En laten we hierover thans F. Engels zelf aan het woord in de voorrede tot de uitgave van 1890:
“En toch toen het verscheen hadden wij het niet een socialist manifest mogen noemen. Onder socialisten verstond men in 1847 tweeërlei soort van mensen. Aan de ene kant de aanhangers der verschillende utopische stelsels, in het bijzonder de owenisten in Engeland en de fourieristen in Frankrijk, die beiden toen reeds tot niet meer dan sekten, langzaam uitstervend, waren verschrompeld. Aan de andere kant de veelsoortige sociale kwakzalvers, die met hun verschillende geneesmiddelen voor alle kwalen en allerhande lapwerk de maatschappelijke mistoestanden wilden opheffen zonder het kapitaal en de winstmakerij zelfs maar aan te raken. In beide gevallen: mensen die buiten de arbeidersbeweging stonden en veeleer steun zochten bij de beschaafde klassen.”

V. De conclusies


Niet alleen in de terminologie is het Manifest in veel opzichten verouderd, ook de strijdmethodes zijn mede geëvolueerd met de bestendig veranderende maatschappij. In 1848 kenden wij geen sociale wetgeving, geen vakorganisaties, geen coöperaties, noch het algemeen kiesrecht.

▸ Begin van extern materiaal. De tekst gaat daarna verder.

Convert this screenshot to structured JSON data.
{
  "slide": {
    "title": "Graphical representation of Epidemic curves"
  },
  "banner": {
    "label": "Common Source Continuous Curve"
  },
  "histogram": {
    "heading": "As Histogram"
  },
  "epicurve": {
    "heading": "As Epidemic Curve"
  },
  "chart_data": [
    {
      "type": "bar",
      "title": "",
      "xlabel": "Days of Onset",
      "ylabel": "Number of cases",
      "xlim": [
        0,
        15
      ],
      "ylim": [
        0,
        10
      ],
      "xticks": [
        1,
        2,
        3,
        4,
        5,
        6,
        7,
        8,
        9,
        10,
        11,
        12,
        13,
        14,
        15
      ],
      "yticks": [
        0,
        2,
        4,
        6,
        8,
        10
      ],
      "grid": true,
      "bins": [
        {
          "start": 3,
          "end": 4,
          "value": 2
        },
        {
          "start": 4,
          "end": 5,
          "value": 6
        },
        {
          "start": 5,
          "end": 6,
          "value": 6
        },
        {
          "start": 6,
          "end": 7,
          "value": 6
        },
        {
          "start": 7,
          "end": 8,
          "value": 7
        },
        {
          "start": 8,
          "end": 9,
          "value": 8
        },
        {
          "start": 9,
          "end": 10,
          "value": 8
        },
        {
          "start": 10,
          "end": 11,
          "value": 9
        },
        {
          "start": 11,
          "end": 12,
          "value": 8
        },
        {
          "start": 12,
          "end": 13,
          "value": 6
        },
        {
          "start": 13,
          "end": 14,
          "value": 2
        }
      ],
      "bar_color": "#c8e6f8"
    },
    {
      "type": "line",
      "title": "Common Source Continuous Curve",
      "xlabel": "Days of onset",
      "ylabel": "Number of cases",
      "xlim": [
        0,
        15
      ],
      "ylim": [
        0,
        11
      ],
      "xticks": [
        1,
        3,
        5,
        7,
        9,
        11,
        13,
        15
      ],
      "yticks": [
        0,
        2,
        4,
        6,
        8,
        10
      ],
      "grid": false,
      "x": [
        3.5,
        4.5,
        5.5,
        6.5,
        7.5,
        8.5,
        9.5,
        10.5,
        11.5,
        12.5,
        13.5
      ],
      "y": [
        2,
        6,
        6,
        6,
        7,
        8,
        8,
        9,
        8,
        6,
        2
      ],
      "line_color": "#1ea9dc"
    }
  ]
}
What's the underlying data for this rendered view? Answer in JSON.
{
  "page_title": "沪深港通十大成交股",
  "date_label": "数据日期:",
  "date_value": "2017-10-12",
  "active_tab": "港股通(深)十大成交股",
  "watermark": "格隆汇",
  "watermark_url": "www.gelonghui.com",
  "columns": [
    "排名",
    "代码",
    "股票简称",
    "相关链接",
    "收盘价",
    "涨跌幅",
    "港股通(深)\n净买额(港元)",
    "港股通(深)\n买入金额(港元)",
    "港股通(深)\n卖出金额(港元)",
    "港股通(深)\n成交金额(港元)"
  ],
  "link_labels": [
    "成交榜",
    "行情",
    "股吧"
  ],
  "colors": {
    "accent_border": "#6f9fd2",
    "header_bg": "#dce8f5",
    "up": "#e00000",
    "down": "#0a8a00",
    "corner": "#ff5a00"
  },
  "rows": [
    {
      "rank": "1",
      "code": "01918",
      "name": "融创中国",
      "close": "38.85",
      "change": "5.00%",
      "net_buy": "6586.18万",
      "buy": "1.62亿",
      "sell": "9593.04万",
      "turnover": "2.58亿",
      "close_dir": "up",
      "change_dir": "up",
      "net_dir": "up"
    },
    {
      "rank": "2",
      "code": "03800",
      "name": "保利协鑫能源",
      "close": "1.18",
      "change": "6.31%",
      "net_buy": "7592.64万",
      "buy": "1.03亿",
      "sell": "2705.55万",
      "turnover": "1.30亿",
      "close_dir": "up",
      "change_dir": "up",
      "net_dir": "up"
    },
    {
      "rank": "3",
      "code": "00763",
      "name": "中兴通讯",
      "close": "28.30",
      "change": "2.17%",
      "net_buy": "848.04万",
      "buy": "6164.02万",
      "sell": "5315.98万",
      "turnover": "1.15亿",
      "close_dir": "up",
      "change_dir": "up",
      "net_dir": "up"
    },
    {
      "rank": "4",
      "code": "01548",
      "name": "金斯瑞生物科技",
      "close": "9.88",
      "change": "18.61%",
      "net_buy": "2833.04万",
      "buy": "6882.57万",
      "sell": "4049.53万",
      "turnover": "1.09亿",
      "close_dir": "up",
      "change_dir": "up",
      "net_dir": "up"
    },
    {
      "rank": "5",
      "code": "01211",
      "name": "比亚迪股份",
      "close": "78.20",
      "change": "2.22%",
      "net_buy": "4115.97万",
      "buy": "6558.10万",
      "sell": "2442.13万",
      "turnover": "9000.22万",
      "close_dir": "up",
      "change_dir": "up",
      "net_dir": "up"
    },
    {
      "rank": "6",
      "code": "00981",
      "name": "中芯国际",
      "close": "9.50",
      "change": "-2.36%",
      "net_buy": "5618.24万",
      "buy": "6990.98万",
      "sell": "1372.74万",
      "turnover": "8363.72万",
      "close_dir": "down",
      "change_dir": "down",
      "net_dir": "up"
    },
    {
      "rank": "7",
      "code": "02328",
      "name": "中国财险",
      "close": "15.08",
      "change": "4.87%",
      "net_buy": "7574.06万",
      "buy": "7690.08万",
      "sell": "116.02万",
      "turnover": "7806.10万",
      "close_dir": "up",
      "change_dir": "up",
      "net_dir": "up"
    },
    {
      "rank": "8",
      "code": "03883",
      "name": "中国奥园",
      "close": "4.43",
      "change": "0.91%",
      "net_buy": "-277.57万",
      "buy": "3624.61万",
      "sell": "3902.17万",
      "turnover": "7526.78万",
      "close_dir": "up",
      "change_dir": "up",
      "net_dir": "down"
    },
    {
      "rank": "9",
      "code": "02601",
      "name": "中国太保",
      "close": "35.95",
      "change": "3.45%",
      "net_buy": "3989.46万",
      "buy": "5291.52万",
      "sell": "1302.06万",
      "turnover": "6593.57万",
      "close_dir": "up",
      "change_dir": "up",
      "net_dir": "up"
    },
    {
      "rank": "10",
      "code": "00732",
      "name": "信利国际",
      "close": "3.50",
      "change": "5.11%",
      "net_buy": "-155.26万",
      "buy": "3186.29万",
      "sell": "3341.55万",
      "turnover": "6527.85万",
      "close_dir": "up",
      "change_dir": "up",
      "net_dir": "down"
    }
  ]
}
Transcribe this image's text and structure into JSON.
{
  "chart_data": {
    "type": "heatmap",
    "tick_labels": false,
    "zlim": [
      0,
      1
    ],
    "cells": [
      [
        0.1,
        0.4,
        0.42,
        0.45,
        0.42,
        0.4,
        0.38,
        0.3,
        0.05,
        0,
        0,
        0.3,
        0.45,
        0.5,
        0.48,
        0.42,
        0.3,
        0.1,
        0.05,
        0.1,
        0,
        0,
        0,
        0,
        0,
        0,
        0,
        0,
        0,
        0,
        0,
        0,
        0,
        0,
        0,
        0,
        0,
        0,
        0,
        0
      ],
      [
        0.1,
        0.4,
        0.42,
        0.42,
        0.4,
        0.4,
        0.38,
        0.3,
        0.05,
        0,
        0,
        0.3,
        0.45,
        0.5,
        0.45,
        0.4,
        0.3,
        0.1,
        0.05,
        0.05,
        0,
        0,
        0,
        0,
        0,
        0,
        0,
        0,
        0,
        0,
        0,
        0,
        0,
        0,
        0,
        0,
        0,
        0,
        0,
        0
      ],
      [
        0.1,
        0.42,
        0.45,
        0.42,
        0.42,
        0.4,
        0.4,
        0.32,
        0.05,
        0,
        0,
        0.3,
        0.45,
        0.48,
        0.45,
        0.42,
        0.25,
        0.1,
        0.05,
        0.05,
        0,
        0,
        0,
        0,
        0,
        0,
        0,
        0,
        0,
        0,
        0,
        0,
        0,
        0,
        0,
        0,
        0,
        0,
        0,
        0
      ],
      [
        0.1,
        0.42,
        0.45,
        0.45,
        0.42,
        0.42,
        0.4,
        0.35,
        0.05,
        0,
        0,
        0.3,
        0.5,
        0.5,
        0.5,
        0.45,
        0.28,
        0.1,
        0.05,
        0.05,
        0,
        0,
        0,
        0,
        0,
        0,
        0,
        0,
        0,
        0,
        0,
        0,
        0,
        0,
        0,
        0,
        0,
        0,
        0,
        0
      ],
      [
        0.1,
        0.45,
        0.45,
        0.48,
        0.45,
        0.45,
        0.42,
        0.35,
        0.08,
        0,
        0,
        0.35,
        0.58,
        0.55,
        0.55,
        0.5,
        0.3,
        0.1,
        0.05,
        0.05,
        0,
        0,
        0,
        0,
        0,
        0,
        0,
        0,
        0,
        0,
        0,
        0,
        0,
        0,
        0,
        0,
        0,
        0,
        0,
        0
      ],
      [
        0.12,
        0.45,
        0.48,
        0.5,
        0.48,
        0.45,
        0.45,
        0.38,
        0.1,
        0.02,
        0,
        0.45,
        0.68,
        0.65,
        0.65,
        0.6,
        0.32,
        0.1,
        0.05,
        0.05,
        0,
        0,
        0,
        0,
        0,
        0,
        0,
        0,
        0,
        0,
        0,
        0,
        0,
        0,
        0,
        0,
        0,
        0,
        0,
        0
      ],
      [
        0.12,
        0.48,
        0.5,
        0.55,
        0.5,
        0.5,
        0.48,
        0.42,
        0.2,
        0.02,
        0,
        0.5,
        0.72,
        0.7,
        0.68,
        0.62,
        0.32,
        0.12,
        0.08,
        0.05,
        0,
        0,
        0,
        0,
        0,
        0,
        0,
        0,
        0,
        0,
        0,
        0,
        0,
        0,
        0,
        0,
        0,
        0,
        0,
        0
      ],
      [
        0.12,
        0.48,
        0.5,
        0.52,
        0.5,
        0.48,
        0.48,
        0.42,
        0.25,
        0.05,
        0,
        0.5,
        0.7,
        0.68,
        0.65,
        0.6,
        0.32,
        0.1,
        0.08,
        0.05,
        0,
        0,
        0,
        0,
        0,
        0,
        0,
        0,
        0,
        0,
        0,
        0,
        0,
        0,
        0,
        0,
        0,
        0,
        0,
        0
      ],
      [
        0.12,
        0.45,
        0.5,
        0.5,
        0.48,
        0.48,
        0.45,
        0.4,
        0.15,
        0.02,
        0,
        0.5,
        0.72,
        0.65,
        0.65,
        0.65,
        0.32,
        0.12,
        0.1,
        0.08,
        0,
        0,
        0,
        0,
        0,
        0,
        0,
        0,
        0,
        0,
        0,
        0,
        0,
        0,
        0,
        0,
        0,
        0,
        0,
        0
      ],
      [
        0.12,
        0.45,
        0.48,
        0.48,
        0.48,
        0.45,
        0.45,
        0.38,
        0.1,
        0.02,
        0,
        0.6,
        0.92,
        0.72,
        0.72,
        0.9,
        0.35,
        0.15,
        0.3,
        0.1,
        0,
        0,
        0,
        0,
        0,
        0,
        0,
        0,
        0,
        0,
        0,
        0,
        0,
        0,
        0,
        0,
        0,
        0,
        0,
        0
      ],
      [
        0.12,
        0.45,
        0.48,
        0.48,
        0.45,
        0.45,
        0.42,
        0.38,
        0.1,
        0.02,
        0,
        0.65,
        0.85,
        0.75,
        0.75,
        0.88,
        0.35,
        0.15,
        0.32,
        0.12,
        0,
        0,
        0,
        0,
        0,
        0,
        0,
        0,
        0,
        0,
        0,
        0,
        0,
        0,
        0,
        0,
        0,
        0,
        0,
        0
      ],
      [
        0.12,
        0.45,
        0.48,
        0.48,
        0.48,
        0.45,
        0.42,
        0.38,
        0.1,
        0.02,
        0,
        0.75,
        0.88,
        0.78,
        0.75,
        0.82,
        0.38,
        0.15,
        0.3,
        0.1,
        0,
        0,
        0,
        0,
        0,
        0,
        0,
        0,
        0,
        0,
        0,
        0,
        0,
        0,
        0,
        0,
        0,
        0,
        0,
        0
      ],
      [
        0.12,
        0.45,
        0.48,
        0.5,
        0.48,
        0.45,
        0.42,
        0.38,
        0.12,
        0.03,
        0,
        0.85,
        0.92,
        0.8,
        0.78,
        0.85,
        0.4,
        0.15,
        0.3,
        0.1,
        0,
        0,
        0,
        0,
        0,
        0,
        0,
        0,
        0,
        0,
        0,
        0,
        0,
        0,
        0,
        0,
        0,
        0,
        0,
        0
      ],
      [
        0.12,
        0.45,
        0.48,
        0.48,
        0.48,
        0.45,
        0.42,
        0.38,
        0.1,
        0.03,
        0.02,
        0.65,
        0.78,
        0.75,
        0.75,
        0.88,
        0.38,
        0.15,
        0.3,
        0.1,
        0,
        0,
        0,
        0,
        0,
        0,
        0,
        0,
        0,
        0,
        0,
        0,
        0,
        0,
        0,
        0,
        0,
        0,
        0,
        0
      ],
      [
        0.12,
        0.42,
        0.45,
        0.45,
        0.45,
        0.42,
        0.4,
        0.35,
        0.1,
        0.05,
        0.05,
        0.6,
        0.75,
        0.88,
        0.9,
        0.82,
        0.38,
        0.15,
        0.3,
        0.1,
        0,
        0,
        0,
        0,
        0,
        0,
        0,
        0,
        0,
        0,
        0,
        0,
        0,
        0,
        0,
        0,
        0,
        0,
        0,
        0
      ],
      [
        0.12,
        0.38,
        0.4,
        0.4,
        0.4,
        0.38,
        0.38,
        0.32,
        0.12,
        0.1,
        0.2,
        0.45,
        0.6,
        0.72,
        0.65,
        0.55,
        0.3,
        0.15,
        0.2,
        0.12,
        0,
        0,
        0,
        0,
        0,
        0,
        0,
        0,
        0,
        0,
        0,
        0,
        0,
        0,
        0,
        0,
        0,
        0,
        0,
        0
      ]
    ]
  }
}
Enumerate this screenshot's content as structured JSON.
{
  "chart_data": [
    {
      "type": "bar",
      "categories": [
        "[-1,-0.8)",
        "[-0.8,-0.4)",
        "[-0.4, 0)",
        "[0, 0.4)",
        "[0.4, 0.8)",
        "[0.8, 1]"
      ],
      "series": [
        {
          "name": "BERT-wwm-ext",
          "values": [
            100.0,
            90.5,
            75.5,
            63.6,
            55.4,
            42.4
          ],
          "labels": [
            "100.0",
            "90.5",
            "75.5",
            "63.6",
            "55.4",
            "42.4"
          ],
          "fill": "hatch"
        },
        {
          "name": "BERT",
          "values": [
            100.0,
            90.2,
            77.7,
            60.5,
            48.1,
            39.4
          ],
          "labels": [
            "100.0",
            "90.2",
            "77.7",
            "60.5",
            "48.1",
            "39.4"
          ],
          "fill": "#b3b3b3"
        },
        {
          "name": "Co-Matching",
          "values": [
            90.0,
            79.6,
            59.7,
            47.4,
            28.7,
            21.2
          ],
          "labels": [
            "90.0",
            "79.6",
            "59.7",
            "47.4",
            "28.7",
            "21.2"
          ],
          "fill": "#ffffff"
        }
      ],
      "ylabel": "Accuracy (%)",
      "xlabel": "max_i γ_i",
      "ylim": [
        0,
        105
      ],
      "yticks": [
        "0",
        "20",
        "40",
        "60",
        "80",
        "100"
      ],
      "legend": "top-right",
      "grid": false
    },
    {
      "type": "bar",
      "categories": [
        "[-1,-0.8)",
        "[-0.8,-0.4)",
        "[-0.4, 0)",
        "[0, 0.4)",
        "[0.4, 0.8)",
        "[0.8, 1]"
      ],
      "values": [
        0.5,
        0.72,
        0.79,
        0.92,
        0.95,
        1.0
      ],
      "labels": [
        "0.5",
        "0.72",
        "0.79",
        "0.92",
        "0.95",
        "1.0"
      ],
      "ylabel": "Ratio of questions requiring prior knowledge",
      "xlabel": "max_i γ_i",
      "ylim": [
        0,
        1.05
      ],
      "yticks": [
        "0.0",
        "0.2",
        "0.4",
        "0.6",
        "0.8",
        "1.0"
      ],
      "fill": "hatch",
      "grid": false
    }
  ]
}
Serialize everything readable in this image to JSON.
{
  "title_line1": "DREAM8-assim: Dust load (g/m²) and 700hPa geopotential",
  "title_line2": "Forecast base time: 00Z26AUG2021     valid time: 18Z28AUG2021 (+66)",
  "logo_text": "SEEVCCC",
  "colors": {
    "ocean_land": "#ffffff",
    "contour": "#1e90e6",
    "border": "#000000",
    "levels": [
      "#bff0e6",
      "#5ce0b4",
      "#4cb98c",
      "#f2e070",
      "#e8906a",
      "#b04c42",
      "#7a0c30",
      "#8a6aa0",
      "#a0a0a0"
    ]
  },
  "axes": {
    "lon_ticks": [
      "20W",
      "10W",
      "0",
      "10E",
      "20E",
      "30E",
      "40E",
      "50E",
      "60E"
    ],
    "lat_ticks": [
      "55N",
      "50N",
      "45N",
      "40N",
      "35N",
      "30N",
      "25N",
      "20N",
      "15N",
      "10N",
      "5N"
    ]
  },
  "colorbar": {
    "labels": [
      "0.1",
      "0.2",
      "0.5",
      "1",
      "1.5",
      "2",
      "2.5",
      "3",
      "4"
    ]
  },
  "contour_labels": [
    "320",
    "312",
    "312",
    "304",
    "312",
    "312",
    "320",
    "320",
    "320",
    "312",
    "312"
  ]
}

Doch het Manifest enkel tot een historisch document doodverven ware onzinnig, want Kautsky schrijft het dan ook zeer raak:
“De grondstellingen die het ontwikkelt, de methode waarvan het ons een voorbeeld geeft, de karakterisering van de tegenwoordige productiewijze welke het in korte trekken bevat, gelden thans meer dan ooit.”


Het is dan ook de taak van elke nieuwe socialistische generatie, deze leerstelling en die methode aan de werkelijkheid te toetsen. Als Marx tot een onsterfelijke figuur geworden is, dan zal dat wel zijn omdat hij reeds als negentienjarig student in de filosofie aan zijn vader zijn nieuw inzicht te kennen gaf, dat aldus luidt: “Ik ben er toe gekomen mijn gedachten in de werkelijkheid zelf te zoeken.” Zo kon hij “de werkelijkheid leren begrijpen en opgaan naar het ideaal.”

Dit leerde ons de jonge Marx en de rijpere Marx zou ons toeroepen dat “de bevrijding der arbeiders de taak der arbeiders zelf moet zijn.”